The market is always wrong
In practice the market is always wrong - it's only a matter of how wrong it is and how easy it is to pinpoint this error. There may be even big efficiency differences between different indices or markets and in somewhat peripheric indices like the Helsinki OMX-H the efficiency is probably lower than in bigger indices. As time passes efficiency might also grow. For example as the awareness of the January and May phenomena has grown, their effect may have become lower - or on the other hand sometimes these can be seen as self-fulfilling prophecies which would actually result in the opposite. What's more important, however, is that internet with all its information, interaction and the ease of trade should create a certain kind of intelligence of the masses. On the other hand as the amount of players on the playground grows, so might the amount of fools and lemming behaviour.

The dynamics of efficiency will probably still experience many changes. Information efficiency will still probably grow at least in terms of information available. However, as the world economy has become more and more connected, there is always a need for even more information and a possibility for more unexpected emotional bursts. Whereas movie critics for example evaluate a static fully finished product, the different parties in the stock market need to evaluate a constantly living, massive and hugely dynamic web of securities. And what's more, these stock market "critics" - investors, analysts and media - all live in interaction with the market, which in turn may cause self-fulfilling speculation and chain reactions.

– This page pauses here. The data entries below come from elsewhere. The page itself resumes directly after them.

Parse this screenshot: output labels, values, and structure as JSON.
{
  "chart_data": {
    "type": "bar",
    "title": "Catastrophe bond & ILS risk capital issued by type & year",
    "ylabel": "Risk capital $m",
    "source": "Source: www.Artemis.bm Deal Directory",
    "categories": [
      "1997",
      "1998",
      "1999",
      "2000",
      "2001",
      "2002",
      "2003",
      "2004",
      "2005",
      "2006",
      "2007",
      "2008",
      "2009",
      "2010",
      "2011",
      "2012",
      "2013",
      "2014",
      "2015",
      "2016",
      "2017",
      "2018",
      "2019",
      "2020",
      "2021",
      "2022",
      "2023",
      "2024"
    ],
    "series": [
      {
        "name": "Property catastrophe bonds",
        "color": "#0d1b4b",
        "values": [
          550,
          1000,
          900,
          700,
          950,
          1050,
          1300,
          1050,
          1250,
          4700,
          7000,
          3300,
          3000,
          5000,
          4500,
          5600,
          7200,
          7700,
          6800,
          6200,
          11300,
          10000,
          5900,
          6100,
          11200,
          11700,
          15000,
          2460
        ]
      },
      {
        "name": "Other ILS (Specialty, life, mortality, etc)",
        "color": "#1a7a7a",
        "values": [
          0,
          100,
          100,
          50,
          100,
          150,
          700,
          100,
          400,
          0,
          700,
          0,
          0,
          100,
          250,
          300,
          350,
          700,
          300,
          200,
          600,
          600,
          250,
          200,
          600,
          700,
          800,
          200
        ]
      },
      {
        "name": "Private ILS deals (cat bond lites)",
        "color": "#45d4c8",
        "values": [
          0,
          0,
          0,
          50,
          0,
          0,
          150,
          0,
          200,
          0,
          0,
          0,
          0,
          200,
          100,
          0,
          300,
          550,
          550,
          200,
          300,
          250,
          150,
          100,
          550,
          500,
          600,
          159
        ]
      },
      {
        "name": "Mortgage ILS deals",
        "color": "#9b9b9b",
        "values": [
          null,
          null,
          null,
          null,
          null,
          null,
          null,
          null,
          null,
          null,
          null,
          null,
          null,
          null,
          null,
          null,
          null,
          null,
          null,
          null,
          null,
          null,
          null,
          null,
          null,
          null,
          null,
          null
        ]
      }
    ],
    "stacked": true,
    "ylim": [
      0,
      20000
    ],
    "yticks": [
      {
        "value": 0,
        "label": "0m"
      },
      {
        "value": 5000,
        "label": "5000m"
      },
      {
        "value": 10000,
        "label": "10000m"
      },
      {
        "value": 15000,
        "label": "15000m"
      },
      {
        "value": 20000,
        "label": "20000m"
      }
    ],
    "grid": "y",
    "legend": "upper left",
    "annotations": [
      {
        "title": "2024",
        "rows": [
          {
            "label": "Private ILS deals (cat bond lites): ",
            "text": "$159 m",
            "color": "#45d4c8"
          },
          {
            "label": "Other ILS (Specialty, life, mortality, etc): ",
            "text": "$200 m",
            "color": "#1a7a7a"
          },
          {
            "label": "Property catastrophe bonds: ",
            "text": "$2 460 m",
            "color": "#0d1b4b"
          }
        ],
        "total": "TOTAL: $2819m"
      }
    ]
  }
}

All "critic parties" influence the market movement not only in the price formation of securities but also in the real economy. Thus, even absurd and originally inefficient psychologic-speculative reactions may through their own influence result in those reactions being partially sound and even expressing efficiency in a way. When you end up in a market that's been hit by a overreaction, even the tiniest straw can then break the back of that psychological camel, and once again the the entire market will turn from bull to bear or vice versa, and all this affects the real economy as well.

In a way, in addition to business cycles, one could define efficiency cycles. When efficiency gets too low, the motivational precondition for efficiency will get higher, and efficiency will grow. And when efficiency gets too high, the motivation gets lost and inefficiency takes over. By evaluating how efficient the market at a given time is, an investor might get clues on how worthwhile it is to investigate various investment possibilities. When efficiency gets low, it's time to strike.